How many routes does the North – South Corridor has?
The way of the mentioned Helsinki – Mumbai train goes via Russia, Azerbaijan and Iran. It is the western route of the INSTC, which is the most popular one. However, there could two more options to deliver freight from Russia to India. There is a very similar opportunity to reach Iran by rail but along the eastern shore of the Caspian Sea, namely via Kazakhstan and Turkmenistan. This route became available in 2014 when the Zhanaozen – Gyzylgaya – Bereket – Etrek – Gorgan railway was put into operation.

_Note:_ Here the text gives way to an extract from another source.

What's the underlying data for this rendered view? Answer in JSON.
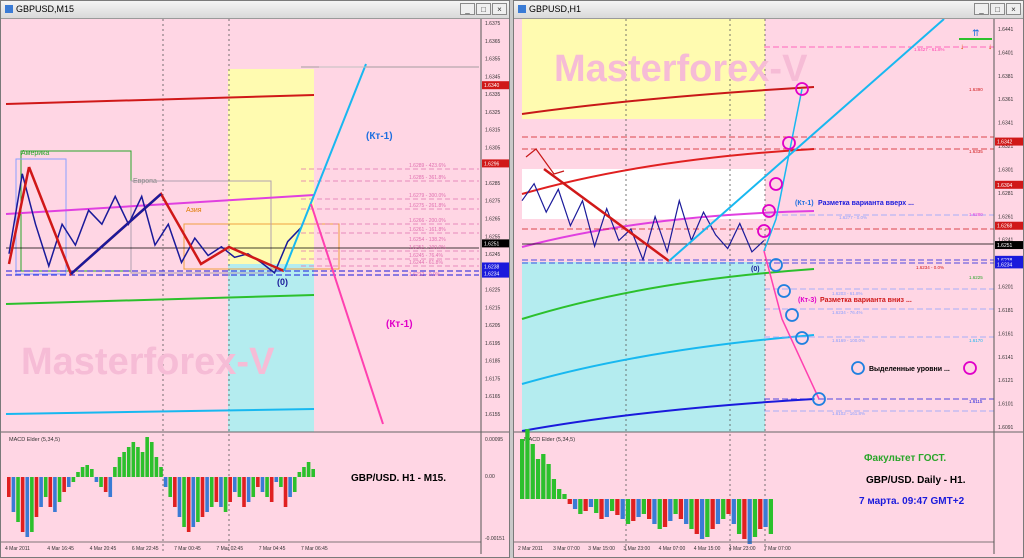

The third possible route is via the Caspian Sea. It includes the usage of the Russian ports of Astrakhan, Olya, Makhachkala and the Iranian harbour of Bandar-e Anzali. This route is the most complicated as it consists of two sea legs. At the same time, maritime transport via the Caspian Sea is cheaper and allows the shippers to avoid the break of gauge between Azerbaijan and Iran.